Olhos espantados, olhava para mim, parecendo ainda não estar entendendo nada. E foi então que eu lí o seu olhar pela primeira vez. Ela me perguntou:

"Consegue ler o meu olhar ?"

"Sim", respondí.

O emocionante mundo virtual havia me levado à loucura. Falar com uma Sabiá era o ponto mais alto que eu poderia ter chegado. Precisava urgente destruir o meu computador.

"Eu sou a nicka que você largou, dizendo que não saberia viver com a mulher que mais estava amando em toda a sua vida."

"Você é a {paSSarinha_sorridente} ?"

"Agora sou a {paSSarinha_triste}."

"E você pode virar mulher novamente ?"

"Posso..mas não aqui...só quando voltar para o meu computador."
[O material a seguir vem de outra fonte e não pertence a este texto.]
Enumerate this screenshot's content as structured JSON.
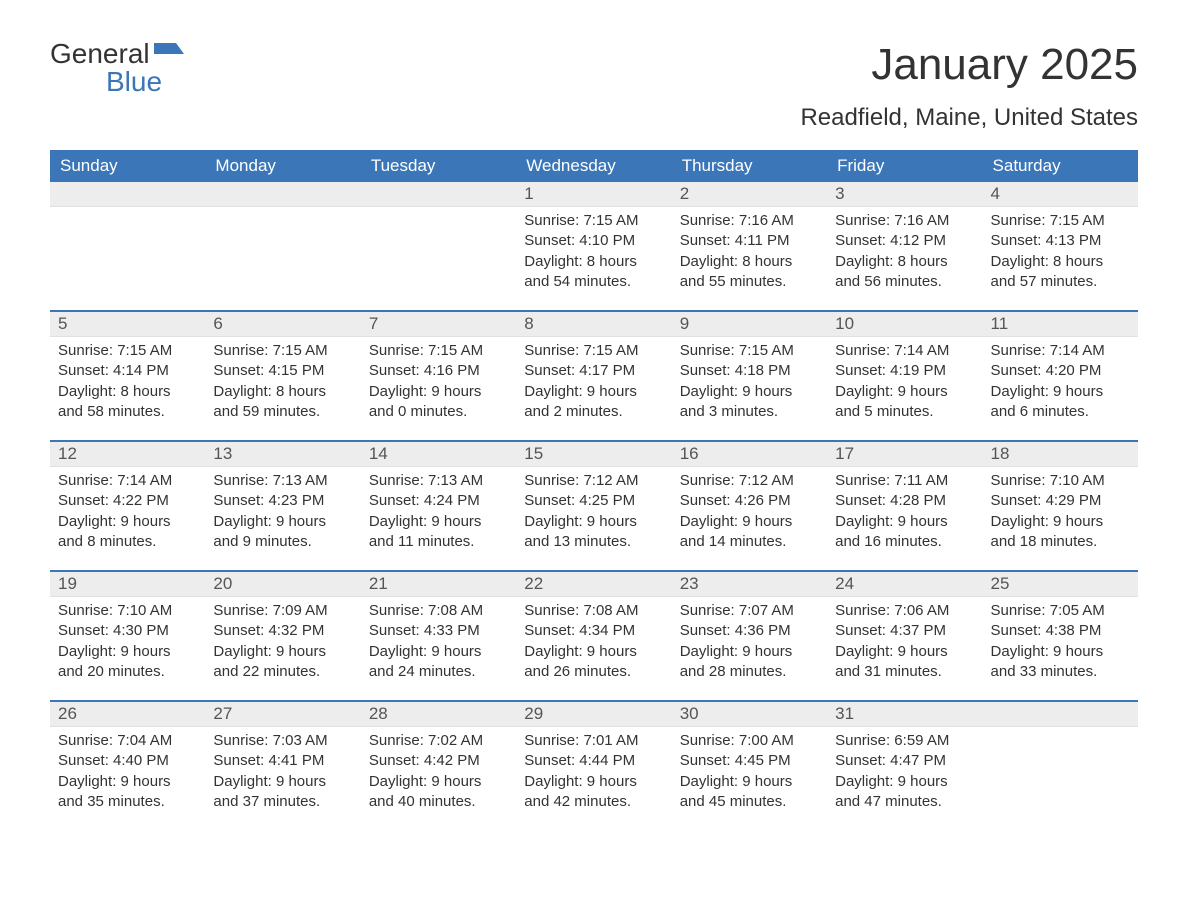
{
  "logo": {
    "word1": "General",
    "word2": "Blue"
  },
  "title": "January 2025",
  "location": "Readfield, Maine, United States",
  "colors": {
    "header_bg": "#3a76b8",
    "header_text": "#ffffff",
    "daynum_bg": "#ededed",
    "text": "#333333",
    "accent": "#3a76b8"
  },
  "weekdays": [
    "Sunday",
    "Monday",
    "Tuesday",
    "Wednesday",
    "Thursday",
    "Friday",
    "Saturday"
  ],
  "weeks": [
    [
      {
        "num": "",
        "sunrise": "",
        "sunset": "",
        "daylight": ""
      },
      {
        "num": "",
        "sunrise": "",
        "sunset": "",
        "daylight": ""
      },
      {
        "num": "",
        "sunrise": "",
        "sunset": "",
        "daylight": ""
      },
      {
        "num": "1",
        "sunrise": "Sunrise: 7:15 AM",
        "sunset": "Sunset: 4:10 PM",
        "daylight": "Daylight: 8 hours and 54 minutes."
      },
      {
        "num": "2",
        "sunrise": "Sunrise: 7:16 AM",
        "sunset": "Sunset: 4:11 PM",
        "daylight": "Daylight: 8 hours and 55 minutes."
      },
      {
        "num": "3",
        "sunrise": "Sunrise: 7:16 AM",
        "sunset": "Sunset: 4:12 PM",
        "daylight": "Daylight: 8 hours and 56 minutes."
      },
      {
        "num": "4",
        "sunrise": "Sunrise: 7:15 AM",
        "sunset": "Sunset: 4:13 PM",
        "daylight": "Daylight: 8 hours and 57 minutes."
      }
    ],
    [
      {
        "num": "5",
        "sunrise": "Sunrise: 7:15 AM",
        "sunset": "Sunset: 4:14 PM",
        "daylight": "Daylight: 8 hours and 58 minutes."
      },
      {
        "num": "6",
        "sunrise": "Sunrise: 7:15 AM",
        "sunset": "Sunset: 4:15 PM",
        "daylight": "Daylight: 8 hours and 59 minutes."
      },
      {
        "num": "7",
        "sunrise": "Sunrise: 7:15 AM",
        "sunset": "Sunset: 4:16 PM",
        "daylight": "Daylight: 9 hours and 0 minutes."
      },
      {
        "num": "8",
        "sunrise": "Sunrise: 7:15 AM",
        "sunset": "Sunset: 4:17 PM",
        "daylight": "Daylight: 9 hours and 2 minutes."
      },
      {
        "num": "9",
        "sunrise": "Sunrise: 7:15 AM",
        "sunset": "Sunset: 4:18 PM",
        "daylight": "Daylight: 9 hours and 3 minutes."
      },
      {
        "num": "10",
        "sunrise": "Sunrise: 7:14 AM",
        "sunset": "Sunset: 4:19 PM",
        "daylight": "Daylight: 9 hours and 5 minutes."
      },
      {
        "num": "11",
        "sunrise": "Sunrise: 7:14 AM",
        "sunset": "Sunset: 4:20 PM",
        "daylight": "Daylight: 9 hours and 6 minutes."
      }
    ],
    [
      {
        "num": "12",
        "sunrise": "Sunrise: 7:14 AM",
        "sunset": "Sunset: 4:22 PM",
        "daylight": "Daylight: 9 hours and 8 minutes."
      },
      {
        "num": "13",
        "sunrise": "Sunrise: 7:13 AM",
        "sunset": "Sunset: 4:23 PM",
        "daylight": "Daylight: 9 hours and 9 minutes."
      },
      {
        "num": "14",
        "sunrise": "Sunrise: 7:13 AM",
        "sunset": "Sunset: 4:24 PM",
        "daylight": "Daylight: 9 hours and 11 minutes."
      },
      {
        "num": "15",
        "sunrise": "Sunrise: 7:12 AM",
        "sunset": "Sunset: 4:25 PM",
        "daylight": "Daylight: 9 hours and 13 minutes."
      },
      {
        "num": "16",
        "sunrise": "Sunrise: 7:12 AM",
        "sunset": "Sunset: 4:26 PM",
        "daylight": "Daylight: 9 hours and 14 minutes."
      },
      {
        "num": "17",
        "sunrise": "Sunrise: 7:11 AM",
        "sunset": "Sunset: 4:28 PM",
        "daylight": "Daylight: 9 hours and 16 minutes."
      },
      {
        "num": "18",
        "sunrise": "Sunrise: 7:10 AM",
        "sunset": "Sunset: 4:29 PM",
        "daylight": "Daylight: 9 hours and 18 minutes."
      }
    ],
    [
      {
        "num": "19",
        "sunrise": "Sunrise: 7:10 AM",
        "sunset": "Sunset: 4:30 PM",
        "daylight": "Daylight: 9 hours and 20 minutes."
      },
      {
        "num": "20",
        "sunrise": "Sunrise: 7:09 AM",
        "sunset": "Sunset: 4:32 PM",
        "daylight": "Daylight: 9 hours and 22 minutes."
      },
      {
        "num": "21",
        "sunrise": "Sunrise: 7:08 AM",
        "sunset": "Sunset: 4:33 PM",
        "daylight": "Daylight: 9 hours and 24 minutes."
      },
      {
        "num": "22",
        "sunrise": "Sunrise: 7:08 AM",
        "sunset": "Sunset: 4:34 PM",
        "daylight": "Daylight: 9 hours and 26 minutes."
      },
      {
        "num": "23",
        "sunrise": "Sunrise: 7:07 AM",
        "sunset": "Sunset: 4:36 PM",
        "daylight": "Daylight: 9 hours and 28 minutes."
      },
      {
        "num": "24",
        "sunrise": "Sunrise: 7:06 AM",
        "sunset": "Sunset: 4:37 PM",
        "daylight": "Daylight: 9 hours and 31 minutes."
      },
      {
        "num": "25",
        "sunrise": "Sunrise: 7:05 AM",
        "sunset": "Sunset: 4:38 PM",
        "daylight": "Daylight: 9 hours and 33 minutes."
      }
    ],
    [
      {
        "num": "26",
        "sunrise": "Sunrise: 7:04 AM",
        "sunset": "Sunset: 4:40 PM",
        "daylight": "Daylight: 9 hours and 35 minutes."
      },
      {
        "num": "27",
        "sunrise": "Sunrise: 7:03 AM",
        "sunset": "Sunset: 4:41 PM",
        "daylight": "Daylight: 9 hours and 37 minutes."
      },
      {
        "num": "28",
        "sunrise": "Sunrise: 7:02 AM",
        "sunset": "Sunset: 4:42 PM",
        "daylight": "Daylight: 9 hours and 40 minutes."
      },
      {
        "num": "29",
        "sunrise": "Sunrise: 7:01 AM",
        "sunset": "Sunset: 4:44 PM",
        "daylight": "Daylight: 9 hours and 42 minutes."
      },
      {
        "num": "30",
        "sunrise": "Sunrise: 7:00 AM",
        "sunset": "Sunset: 4:45 PM",
        "daylight": "Daylight: 9 hours and 45 minutes."
      },
      {
        "num": "31",
        "sunrise": "Sunrise: 6:59 AM",
        "sunset": "Sunset: 4:47 PM",
        "daylight": "Daylight: 9 hours and 47 minutes."
      },
      {
        "num": "",
        "sunrise": "",
        "sunset": "",
        "daylight": ""
      }
    ]
  ]
}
"Tente aqui ... por favor."

"Não posso! Continuo com os mesmos problemas...sou prisioneira do meu computador. E quando estou lá, sinto muito a tua falta. Você me dá ânimo para que eu continue vivendo,e voando no mundo Real. Fiquei muito triste por me ter deixado."

"Eu não deixei você...apenas saí da tua vida. Aliás, porque caiu no alçapão, se sabia que iria ficar prisioneira ?"

"Eu adoro ‘waffles’, lembra-se ?"

"Eu não sabia que era você."

"Mas você sabe que toda passarinha adora ‘waffles’", disse ela sorrindo, com os olhos elétricos.

Eu estava triste, mas dei um sorriso.

"Vou solta-la, mas antes queria te acariciar, sentir a suavidade do seu corpo. Estou tenso. Você é maravilhosa."

Coloquei-a na palma da mão, ela me olhava, uma lágrima escorregou pelos seus olhos, me deu um beijo, e disse:

"Vou embora, mas foi muito bom sentir as tuas mãos em cima de mim. Nunca esquecerei. Você é o sopro da minha vida. Sabe o que eu mais gostaria que acontecesse?"

"O que ?"

"Ao chegar lá no meu computador, encontrar um e-mail teu, com as seguintes palavras..."

E com os olhos mais lindos do mundo, completou:

"- EU TE AMO ! Quero ficar com você para sempre."


O autor, Wilson Gordon Parker, é escritor

WILSON GORDON PARKER
wgparker@oi.com.br
Nova Friburgo (RJ)

2 comentários:

Silvia disse...

A palavra e a poesia são frutos da alma sensível.
A sensibilidade com certeza mora nesse peito, meu amigo.
Linda crônica, emoldurada por um vídeo delicado.
Amo a natureza, amo os animais. Eles não ensinam a viver em maior plenitude. É só entender o que eles têm a nos dizer, assim como você escreve em seu texto.

Ninótchka disse...

Todos sonham com um pássaro encantado, aprisionando um corpo de mulher-homem, que num efeito mágico , cheio de amor correspondido, desencanta e transforma nossas vidas....Achei meu pássaro e tb me desencantei há exatos 22 anos...Uns dizem ser alma gêmea, nem sei ao certo como definir um sentimento....mas o teu lindo "conto-crônica", traduz aquela grande verdade : "Amar é deixar livre aquilo/quem se ama"...Beijos e uma semana cheia de luz!!!